Salvou jovens de desistir dos tratamentos, ofereceu o seu corpo como cobaia de novos tratamentos, resistiu a comas, toxoplasmoses, cancros, tuberculoses.

Assumiu a sua homossexualidade quando ainda era muito difícil para quem o ousasse.

Ele fê-lo.

E tornou-se um ícone do combate pela dignidade de um homem ou mulher poder escolher o seu caminho.

“Olhem, este é o vosso avô”.

Que antes de 1974 se tornou comunista.

Que organizou sessões clandestinas onde cantava canções contra o regime, que se inscreveu em Direito apenas para subverter estudantes em nome de uma ideia de liberdade e revolução.

Que nunca vacilou no PCP.

Que esteve sempre na primeira linha e na direção da Festa do Avante, mais de vinte anos a fazer dupla com o seu amigo Ruben com quem escreveu livros e projetos de futuro.
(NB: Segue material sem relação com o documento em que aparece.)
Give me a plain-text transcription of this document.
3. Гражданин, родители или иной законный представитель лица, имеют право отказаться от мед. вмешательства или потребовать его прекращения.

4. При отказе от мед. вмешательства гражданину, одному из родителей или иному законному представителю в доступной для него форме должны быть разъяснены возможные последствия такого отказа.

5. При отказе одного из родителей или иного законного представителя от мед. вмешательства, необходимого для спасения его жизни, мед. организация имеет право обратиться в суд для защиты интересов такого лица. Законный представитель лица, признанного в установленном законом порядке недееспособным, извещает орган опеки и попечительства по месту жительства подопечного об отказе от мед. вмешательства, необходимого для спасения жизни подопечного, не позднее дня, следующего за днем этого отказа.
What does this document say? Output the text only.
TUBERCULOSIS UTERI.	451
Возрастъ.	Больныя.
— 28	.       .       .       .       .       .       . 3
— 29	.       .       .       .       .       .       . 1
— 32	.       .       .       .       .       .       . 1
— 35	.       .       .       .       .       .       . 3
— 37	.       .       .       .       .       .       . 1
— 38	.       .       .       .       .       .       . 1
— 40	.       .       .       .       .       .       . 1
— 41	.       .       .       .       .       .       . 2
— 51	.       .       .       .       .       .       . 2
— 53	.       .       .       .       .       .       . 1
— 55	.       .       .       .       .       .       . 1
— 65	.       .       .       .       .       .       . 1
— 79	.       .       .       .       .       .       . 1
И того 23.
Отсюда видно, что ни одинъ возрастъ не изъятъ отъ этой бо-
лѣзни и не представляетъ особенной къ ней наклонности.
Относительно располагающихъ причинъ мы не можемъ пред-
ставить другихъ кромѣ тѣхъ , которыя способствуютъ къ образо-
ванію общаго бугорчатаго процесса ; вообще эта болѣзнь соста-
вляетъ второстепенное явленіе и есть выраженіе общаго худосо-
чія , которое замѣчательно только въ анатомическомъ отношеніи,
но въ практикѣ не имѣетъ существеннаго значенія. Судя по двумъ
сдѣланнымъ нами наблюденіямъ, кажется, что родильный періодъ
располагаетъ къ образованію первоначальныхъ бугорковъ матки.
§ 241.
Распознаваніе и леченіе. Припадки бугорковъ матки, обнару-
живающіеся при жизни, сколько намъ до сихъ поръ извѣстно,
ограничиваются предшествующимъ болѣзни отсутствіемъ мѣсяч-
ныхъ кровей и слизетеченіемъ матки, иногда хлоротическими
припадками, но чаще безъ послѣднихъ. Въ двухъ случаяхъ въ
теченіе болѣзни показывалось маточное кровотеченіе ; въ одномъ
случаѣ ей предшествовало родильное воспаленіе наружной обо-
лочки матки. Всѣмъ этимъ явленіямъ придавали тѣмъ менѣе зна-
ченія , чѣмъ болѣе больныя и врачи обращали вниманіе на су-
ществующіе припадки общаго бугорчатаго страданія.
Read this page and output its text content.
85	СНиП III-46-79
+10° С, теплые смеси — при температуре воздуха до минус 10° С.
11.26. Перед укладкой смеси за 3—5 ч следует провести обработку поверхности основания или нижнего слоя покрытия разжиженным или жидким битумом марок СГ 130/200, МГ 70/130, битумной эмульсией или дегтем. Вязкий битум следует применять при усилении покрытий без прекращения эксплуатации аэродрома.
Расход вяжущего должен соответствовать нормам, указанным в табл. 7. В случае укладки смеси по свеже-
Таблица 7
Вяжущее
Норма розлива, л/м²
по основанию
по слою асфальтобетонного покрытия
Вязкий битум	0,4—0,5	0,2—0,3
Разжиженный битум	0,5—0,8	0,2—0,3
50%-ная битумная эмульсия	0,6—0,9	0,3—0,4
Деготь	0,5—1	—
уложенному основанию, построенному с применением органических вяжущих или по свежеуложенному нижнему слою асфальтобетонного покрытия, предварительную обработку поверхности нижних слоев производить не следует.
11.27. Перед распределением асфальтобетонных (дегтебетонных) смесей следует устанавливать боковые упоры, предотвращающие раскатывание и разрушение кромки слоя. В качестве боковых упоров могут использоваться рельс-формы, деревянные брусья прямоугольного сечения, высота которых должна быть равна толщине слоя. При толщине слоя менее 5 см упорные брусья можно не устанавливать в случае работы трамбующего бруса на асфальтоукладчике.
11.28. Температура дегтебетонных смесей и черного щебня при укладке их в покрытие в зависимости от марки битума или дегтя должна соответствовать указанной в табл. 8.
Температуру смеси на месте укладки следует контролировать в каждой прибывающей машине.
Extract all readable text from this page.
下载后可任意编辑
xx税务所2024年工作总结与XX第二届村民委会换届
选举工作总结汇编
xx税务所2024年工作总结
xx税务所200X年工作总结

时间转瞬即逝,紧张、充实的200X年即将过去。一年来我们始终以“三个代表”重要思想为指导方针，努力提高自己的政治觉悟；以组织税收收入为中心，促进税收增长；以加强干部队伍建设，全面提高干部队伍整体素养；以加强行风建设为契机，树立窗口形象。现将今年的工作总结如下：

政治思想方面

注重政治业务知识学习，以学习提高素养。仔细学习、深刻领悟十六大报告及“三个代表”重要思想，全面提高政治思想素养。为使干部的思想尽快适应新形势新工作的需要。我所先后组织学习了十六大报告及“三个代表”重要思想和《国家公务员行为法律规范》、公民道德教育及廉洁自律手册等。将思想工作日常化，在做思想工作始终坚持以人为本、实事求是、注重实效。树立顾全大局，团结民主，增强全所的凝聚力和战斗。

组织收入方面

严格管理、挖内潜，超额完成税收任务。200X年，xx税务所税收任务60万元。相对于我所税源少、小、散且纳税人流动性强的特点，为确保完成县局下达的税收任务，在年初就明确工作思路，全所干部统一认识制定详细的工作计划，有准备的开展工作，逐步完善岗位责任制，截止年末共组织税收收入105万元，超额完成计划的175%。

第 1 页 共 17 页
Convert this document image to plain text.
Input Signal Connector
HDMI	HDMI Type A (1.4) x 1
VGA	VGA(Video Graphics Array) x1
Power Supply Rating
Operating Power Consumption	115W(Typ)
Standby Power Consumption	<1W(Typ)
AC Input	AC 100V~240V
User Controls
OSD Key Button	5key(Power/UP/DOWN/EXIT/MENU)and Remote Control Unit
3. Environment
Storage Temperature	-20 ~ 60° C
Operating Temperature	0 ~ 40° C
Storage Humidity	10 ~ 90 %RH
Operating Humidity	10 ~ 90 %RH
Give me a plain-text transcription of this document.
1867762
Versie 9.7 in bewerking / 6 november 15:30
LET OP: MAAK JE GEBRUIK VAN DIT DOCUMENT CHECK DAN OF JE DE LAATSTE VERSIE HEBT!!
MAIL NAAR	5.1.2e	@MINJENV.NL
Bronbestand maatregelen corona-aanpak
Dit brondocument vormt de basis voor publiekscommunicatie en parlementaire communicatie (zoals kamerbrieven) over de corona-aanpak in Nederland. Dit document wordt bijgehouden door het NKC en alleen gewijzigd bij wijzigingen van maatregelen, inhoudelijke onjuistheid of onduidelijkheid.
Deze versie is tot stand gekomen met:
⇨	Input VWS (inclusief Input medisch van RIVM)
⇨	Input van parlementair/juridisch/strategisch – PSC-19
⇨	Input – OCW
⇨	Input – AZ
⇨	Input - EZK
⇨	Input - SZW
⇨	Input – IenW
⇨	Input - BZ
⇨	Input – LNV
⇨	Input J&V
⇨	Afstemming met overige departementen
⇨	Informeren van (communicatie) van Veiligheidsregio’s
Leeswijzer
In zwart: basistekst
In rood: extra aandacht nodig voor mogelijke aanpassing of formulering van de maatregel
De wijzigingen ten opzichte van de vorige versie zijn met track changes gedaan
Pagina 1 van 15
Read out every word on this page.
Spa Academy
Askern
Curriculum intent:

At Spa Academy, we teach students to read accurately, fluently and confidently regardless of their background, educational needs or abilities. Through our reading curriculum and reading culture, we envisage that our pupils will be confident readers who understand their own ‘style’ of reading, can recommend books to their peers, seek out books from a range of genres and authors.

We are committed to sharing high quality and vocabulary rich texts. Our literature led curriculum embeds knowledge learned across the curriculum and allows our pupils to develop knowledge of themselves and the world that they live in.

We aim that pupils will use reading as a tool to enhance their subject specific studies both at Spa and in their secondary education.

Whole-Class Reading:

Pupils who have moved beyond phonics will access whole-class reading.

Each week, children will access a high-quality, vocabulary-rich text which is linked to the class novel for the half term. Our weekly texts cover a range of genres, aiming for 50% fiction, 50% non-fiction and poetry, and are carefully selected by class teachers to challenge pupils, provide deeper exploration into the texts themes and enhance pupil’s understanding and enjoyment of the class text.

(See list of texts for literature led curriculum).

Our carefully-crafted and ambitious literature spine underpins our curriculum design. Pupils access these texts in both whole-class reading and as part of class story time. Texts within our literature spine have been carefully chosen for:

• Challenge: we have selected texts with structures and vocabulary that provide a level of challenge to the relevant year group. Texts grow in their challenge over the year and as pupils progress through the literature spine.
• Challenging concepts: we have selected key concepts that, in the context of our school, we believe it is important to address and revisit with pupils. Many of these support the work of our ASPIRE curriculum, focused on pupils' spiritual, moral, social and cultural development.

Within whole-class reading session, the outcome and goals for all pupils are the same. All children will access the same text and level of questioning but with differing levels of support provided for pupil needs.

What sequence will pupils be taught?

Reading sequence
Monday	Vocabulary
Que foi premiado postumamente pelos capitães de Abril pelo serviço à causa da liberdade.

Que gravou discos que foram premiados e ganhou a Noite do Fado.

Que desistiu de cantar por desejar fazer outras coisas, queria abraçar o mundo e estar disponível, para tudo.

Mas que cantou até ao fim em casa de fado, bairros populares ou sociedades recreativas – apenas para fazer o gosto aos que lhe pediam, mesmo quando tinha de ser amparado até à cadeira.

Que viveu vários anos em Paris.

Que dormiu um par de noites com a vossa avó, e minha mãe, talvez para que eu pudesse nascer…

… ou para que cada um dos quatro pudesse nascer.

Que foi um dos fundadores da Barraca e experimentou ser ator.

Que foi o primeiro a cantar letras de Aleixo ou a encenar a amiga Natália Correia.

Sabem uma coisa engraçada?

Quando esvaziei o seu móvel a pedido da avó Alice, vossa bisavó, a única fotografia íntima que ele guardara era da vossa avó e dos tempos que passaram em Paris.

Sim, meus filhos.

Aquele caixão, temperado com a foice e o martelo por cima, é o caixão do vosso avô.

Um homem com uma coragem física impressionante.

Sabem a história em que impediu que a casa da Amália Rodrigues fosse invadida?

O homem que um dia me informou que ia morrer no dia seguinte.

“Tenho SIDA e poucos dias de vida”.

Mas que no dia seguinte, achando que ia morrer, limpou a secretária e começou a preparar a escrita de um trabalho sobre a história do fado.

Perguntei-lhe

“Pai, o que estás a fazer?”

“Estou a começar um trabalho que me levará vinte anos a fazer”.

Não lhe fiz mais perguntas.

O vosso avô completou o trabalho.

E não morreu uns dias depois.

O vosso avô chamava-se José Manuel Osório.

 

5.

Um pai que me orgulho de ter.

O avô dos meus quatro filhos.

Morreu há dez anos.

Mas está mais vivo em mim do que alguma vez esteve.